The most illuminating analysis of these structural changes comes from Pallavi Chavan of the Reserve Bank of India (RBI) and R Ramakumar of the Tata Institute of Social Sciences who have been tracking the trends in agricultural credit taking place since the early 2000s. The big shift has occurred, they say, because a significant proportion of increased agricultural credit is met through indirect financing by commercial banks. This means that loans given to input dealers, irrigation equipment suppliers and non-banking financial companies that on-lend to agriculture also qualify as farm credit.
In a study published in 2007, Ramakumar and Chavan found that of the total increase in agricultural credit between 2000 and 2006, about one-third was contributed by indirect finance.
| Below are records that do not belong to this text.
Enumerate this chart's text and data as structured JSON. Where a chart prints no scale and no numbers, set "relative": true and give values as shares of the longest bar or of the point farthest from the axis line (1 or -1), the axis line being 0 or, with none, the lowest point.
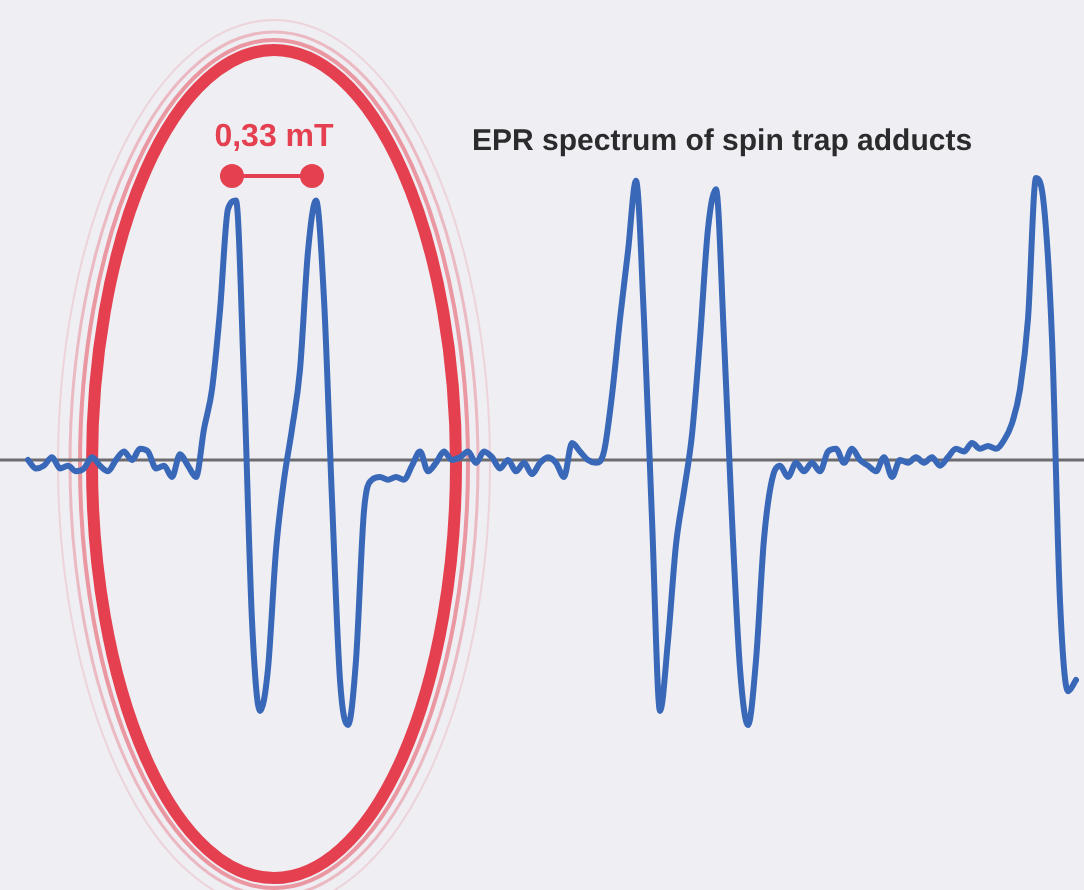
{
  "chart_data": {
    "type": "line",
    "title": "EPR spectrum of spin trap adducts",
    "relative": true,
    "legend": false,
    "marker": "none",
    "annotations": [
      "0,33 mT"
    ],
    "categories": [
      null,
      null,
      null,
      null,
      null,
      null,
      null,
      null,
      null,
      null,
      null,
      null,
      null,
      null,
      null,
      null,
      null,
      null,
      null,
      null,
      null,
      null,
      null,
      null,
      null,
      null,
      null,
      null,
      null,
      null,
      null,
      null,
      null,
      null,
      null,
      null,
      null,
      null,
      null,
      null,
      null,
      null,
      null,
      null,
      null,
      null,
      null,
      null,
      null,
      null,
      null,
      null,
      null,
      null,
      null,
      null,
      null,
      null,
      null,
      null,
      null,
      null,
      null,
      null,
      null,
      null,
      null,
      null,
      null,
      null,
      null,
      null,
      null,
      null,
      null,
      null,
      null,
      null,
      null,
      null,
      null,
      null,
      null,
      null,
      null,
      null,
      null,
      null,
      null,
      null,
      null,
      null,
      null,
      null,
      null,
      null,
      null,
      null,
      null,
      null,
      null,
      null,
      null,
      null,
      null,
      null,
      null,
      null,
      null,
      null,
      null,
      null,
      null,
      null,
      null,
      null,
      null,
      null,
      null,
      null,
      null,
      null,
      null,
      null,
      null,
      null,
      null,
      null,
      null,
      null,
      null,
      null
    ],
    "series": [
      {
        "color": "#3a68b8",
        "values": [
          0.0,
          -0.03,
          -0.02,
          0.01,
          -0.03,
          -0.02,
          -0.04,
          -0.03,
          0.01,
          -0.02,
          -0.04,
          0.0,
          0.03,
          0.0,
          0.04,
          0.03,
          -0.03,
          -0.02,
          -0.06,
          0.02,
          -0.02,
          -0.06,
          0.11,
          0.25,
          0.53,
          0.89,
          0.92,
          0.28,
          -0.57,
          -0.89,
          -0.74,
          -0.32,
          -0.07,
          0.11,
          0.32,
          0.74,
          0.92,
          0.57,
          -0.14,
          -0.78,
          -0.94,
          -0.71,
          -0.18,
          -0.07,
          -0.06,
          -0.07,
          -0.06,
          -0.07,
          -0.02,
          0.03,
          -0.04,
          -0.01,
          0.03,
          0.0,
          0.01,
          0.03,
          -0.01,
          0.03,
          0.01,
          -0.03,
          0.0,
          -0.04,
          -0.01,
          -0.05,
          -0.01,
          0.01,
          -0.01,
          -0.06,
          0.06,
          0.03,
          0.0,
          -0.01,
          0.03,
          0.23,
          0.5,
          0.74,
          0.99,
          0.5,
          -0.21,
          -0.89,
          -0.64,
          -0.3,
          -0.11,
          0.09,
          0.43,
          0.82,
          0.96,
          0.43,
          -0.21,
          -0.74,
          -0.94,
          -0.71,
          -0.28,
          -0.07,
          -0.02,
          -0.06,
          -0.01,
          -0.04,
          -0.01,
          -0.04,
          0.03,
          0.04,
          -0.01,
          0.04,
          0.0,
          -0.02,
          -0.04,
          0.01,
          -0.06,
          0.0,
          -0.01,
          0.01,
          -0.01,
          0.01,
          -0.02,
          0.01,
          0.04,
          0.03,
          0.06,
          0.04,
          0.05,
          0.04,
          0.07,
          0.13,
          0.25,
          0.5,
          1.0,
          0.9,
          0.43,
          -0.5,
          -0.82,
          -0.78
        ]
      }
    ]
  }
}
So, “while direct finance grew at an annual rate of 17 per cent, indirect finance grew at an astonishing annual rate of 32.9 per cent.” Not surprisingly, the number of loans with a credit limit of Rs 10 crore and above, and particularly, Rs 25 crore plus have been increasing, the latter from 33 per cent in 2000 to about 54 per cent of the total indirect advances in 2006.
Simultaneously, there was a sharp decline in the small loans. Here’s what these two analysts found: advances with credit limit “less than Rs 25,000” and “between Rs 25,000 and Rs 2 lakh” had shrunk significantly—from 35.2 per cent in 2000 to 13.3 per cent in 2006. The small and marginal farmers were slowly being squeezed out even as big cultivators were gaining.
It is not as if the finance ministry is unaware of such trends. A few months ago, K C Chakrabarty, RBI deputy governor, had pointed out that the share of total agricultural credit supplied through rural branches has declined sharply, and more disturbingly, the share of urban and metropolitan branches in agricultural credit has shot up from 14.9 per cent to 33.7 per cent during this period. His worry: are the intended beneficiaries benefitting at all and where is the credit actually flowing to?
That’s a good question. In 2008, banks in Mumbai accounted for over 42 per cent of the agriculture credit disbursed in Maharashtra, a figure that could only have increased in the past three years.
It would be quite a stretch to argue that the small and marginal cultivator in the distant, dusty villages of Vidarbha gained from this pattern of lending. The only increase there has been is in death and despair. Clearly, Mukherjee’s largesse dictated by the UPA’s innovative definition of priority sector lending is doing little to alleviate the agrarian crisis.